Rationale: Hypersecretion of corticotropin releasing factor (CRF) has been implicated in both severe anxiety disorders and major depression. Although the role of the CRF1 receptor in the anxiogenic effects of CRF is well supported, the role of CRF2 receptors in anxiety-like behaviors is less clear. In rats, CRF increases the acoustic startle reflex (ASR) via its action in the extended amygdala, providing a putative measure of CRF-mediated anxiogenic activity.
Objective: To characterize the effect of CRF on ASR in mice and determine the respective roles of CRF1 and CRF2 receptors in CRF-potentiated ASR.

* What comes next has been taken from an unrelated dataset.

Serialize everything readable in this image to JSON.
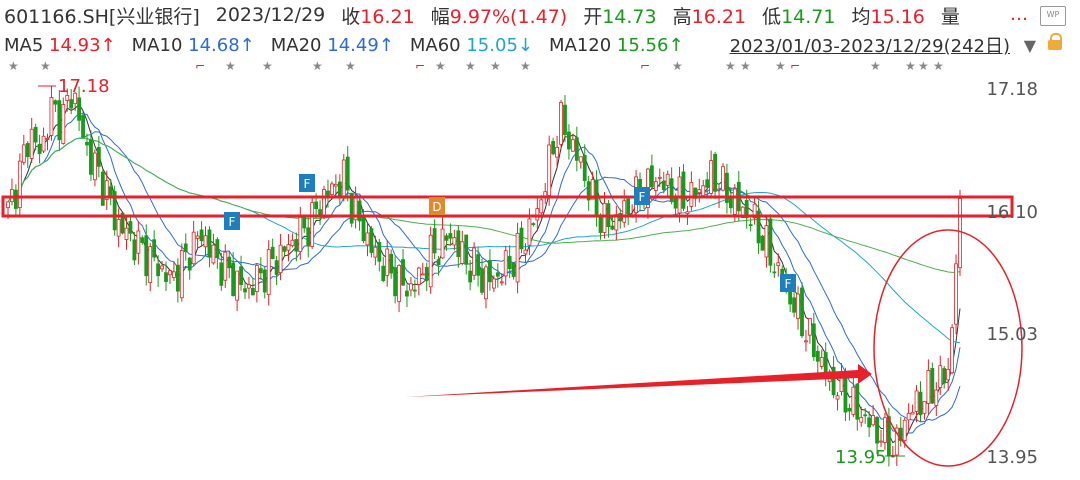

Methods: The present study examined: (1) the time course and dose response functions for the effects of human/rat (h/r)-CRF (0.02-0.6 nmol, ICV (intracerebroventricular)) on ASR in two inbred strains of mice; (2) the effects of the CRF1 receptor antagonist NBI-30775 (20 mg/kg, intraperitoneal) and the CRF2 receptor antagonist Antisauvagine-30 (1-10 nmol, ICV) on CRF-potentiated ASR and (3) the effects of the CRF2 receptor agonist urocortin 2 (0.2-6 nmol, ICV) on ASR in mice.
Results: h/r-CRF significantly increased ASR in mice in a time-dependent manner with maximal efficacy at the 0.2 and 0.6 nmol doses. 129S6/SvEvTac mice exhibited a slightly increased duration of action and lower minimal effective dose threshold for CRF effects on ASR compared to C57BL/6J mice. Both selective CRF1)and CRF2)antagonists attenuated h/r-CRF-potentiated ASR without affecting acoustic startle when given alone. The selective CRF2 receptor agonist urocortin 2 increased ASR (1 and 2 nmol), albeit with less efficacy than the non-selective CRF receptor agonist h/r-CRF.
Conclusions: Both CRF1 and CRF2 receptors appear to contribute to the h/r-CRF-induced increases in ASR in mice. These data support the hypothesis that both receptors contribute to the anxiogenic effects of CRF.